Podemos, y debemos, horrorizarnos ante ese pueblo de espectadores que asisten al momento de suprema virilidad de su campeón, le ven chorrear sangre a falta de que otros sangren y le aclaman con un estrépito de armas, como legionarios tardíos, al final de unas elecciones en las que sólo hay que demostrar, con un símbolo, que el candidato ha hecho suyo el numen, el poder activo, del imperio.

No han sido pocas las críticas que he vertido contra ese hombre. Lo he tratado como al Padre Ubú, como a un payaso. Pero es justo reconocer y admitir que, con ese gesto y esa demostración de agallas, se ha convertido en una leyenda.

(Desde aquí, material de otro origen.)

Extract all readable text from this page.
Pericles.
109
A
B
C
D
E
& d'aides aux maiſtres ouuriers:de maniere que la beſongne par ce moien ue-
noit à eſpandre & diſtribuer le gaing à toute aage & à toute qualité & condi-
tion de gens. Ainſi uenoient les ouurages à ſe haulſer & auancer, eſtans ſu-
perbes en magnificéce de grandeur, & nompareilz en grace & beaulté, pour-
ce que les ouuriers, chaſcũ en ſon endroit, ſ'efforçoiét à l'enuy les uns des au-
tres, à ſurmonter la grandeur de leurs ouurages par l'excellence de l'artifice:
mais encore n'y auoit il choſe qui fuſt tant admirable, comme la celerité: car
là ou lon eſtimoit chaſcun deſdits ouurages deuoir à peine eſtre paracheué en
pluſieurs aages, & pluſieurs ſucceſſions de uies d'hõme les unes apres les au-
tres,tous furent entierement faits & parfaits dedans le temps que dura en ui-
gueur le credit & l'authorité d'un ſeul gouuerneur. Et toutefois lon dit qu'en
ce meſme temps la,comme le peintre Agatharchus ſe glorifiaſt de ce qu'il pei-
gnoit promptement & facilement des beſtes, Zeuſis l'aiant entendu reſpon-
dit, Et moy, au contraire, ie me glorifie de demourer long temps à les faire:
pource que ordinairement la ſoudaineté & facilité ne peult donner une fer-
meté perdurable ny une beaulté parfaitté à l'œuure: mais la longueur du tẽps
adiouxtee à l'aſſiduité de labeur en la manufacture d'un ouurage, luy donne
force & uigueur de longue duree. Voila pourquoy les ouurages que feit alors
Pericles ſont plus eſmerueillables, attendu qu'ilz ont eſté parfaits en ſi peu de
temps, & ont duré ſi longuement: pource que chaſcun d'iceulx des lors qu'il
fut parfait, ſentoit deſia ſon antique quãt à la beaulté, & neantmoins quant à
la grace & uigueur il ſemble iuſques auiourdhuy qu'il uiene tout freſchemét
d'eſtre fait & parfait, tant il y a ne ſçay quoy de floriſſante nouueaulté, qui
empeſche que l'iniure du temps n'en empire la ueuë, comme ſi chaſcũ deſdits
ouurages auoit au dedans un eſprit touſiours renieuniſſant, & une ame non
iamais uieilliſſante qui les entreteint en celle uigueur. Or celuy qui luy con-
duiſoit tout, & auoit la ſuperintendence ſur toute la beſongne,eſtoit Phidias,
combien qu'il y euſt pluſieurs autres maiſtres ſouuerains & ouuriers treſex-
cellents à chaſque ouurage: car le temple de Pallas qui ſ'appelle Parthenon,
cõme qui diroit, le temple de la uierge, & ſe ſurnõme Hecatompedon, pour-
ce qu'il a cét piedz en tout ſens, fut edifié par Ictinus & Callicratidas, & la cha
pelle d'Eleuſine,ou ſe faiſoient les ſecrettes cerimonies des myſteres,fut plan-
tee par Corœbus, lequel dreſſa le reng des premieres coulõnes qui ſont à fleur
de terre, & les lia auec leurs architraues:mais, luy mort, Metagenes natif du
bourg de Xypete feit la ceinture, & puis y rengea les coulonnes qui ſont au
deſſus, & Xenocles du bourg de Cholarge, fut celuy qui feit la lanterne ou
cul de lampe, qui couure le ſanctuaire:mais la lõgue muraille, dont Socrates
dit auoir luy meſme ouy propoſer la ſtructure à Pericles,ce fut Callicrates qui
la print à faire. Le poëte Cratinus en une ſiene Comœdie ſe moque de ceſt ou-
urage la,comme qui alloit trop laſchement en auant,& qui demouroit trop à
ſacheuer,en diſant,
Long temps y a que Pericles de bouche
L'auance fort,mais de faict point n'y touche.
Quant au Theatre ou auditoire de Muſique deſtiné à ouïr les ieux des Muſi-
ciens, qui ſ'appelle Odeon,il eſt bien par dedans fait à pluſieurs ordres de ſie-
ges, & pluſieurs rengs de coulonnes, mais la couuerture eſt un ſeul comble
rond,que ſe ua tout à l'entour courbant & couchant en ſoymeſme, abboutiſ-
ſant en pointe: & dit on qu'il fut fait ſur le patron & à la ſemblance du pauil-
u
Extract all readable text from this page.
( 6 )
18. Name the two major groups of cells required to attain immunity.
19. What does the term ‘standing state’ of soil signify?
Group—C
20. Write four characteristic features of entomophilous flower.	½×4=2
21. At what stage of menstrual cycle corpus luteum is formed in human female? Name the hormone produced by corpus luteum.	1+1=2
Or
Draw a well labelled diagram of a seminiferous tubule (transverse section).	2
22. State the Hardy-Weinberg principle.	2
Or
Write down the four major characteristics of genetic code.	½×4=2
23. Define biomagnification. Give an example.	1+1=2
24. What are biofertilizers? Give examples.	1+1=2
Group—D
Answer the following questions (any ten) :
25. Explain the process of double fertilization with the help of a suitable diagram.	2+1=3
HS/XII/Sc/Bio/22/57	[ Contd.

Pero entonces recuerdo lo que sé de Trump.

Porque este hombre, con aires de soldaducho ascendido, es también el hombre de Putin.

Donald Trump.

Donald Trump. Reuters

Es el presidente que, en caso de ganar, podría decir no al presidente ucraniano Volodímir Zelenski y a sus peticiones de armas estadounidenses.

Es el hombre que traicionó a los kurdos y a lo que quedaba de los demócratas sirios.

Es el hombre que programó el abandono de Afganistán, aunque fuera su sucesor quien lo llevó a cabo.

Es el hombre que amenaza con dejar de proteger a Europa si esta persiste en no aportar lo que le corresponde al presupuesto de la OTAN.

Pienso en su vulgaridad, en su cinismo, en su violencia contra los migrantes, en sus poses de matamoros y su vocabulario medio animal, hecho de insultos mecánicos y con músculo de comediante.

Recuerdo que la grandeza de Estados Unidos siempre ha significado, a su entender, cerrar filas en su coto privado de intereses para hacer tratos en los que se las da de experto y que lo redimirán de sus delitos.

Recuerdo la marcha sobre el Capitolio y su indulgencia, en 2017, con los fascistas de Charlottesville.

Y me pregunto si realmente el humo del arma del mitin en Butler (Pensilvania) ha desmentido al bueno de Mallarmé y ha abolido la contingencia propia del buen debate democrático para el que se preparaba Estados Unidos. Si acaso ese humo, tras detener la rueda de la Historia, ha purificado a Trump de sus mentiras, de sus fechorías o, por decirlo con Philip Roth, de su "conjura contra América".

Si es así, entonces que salga elegido será una muy mala noticia para Estados Unidos y para el mundo entero.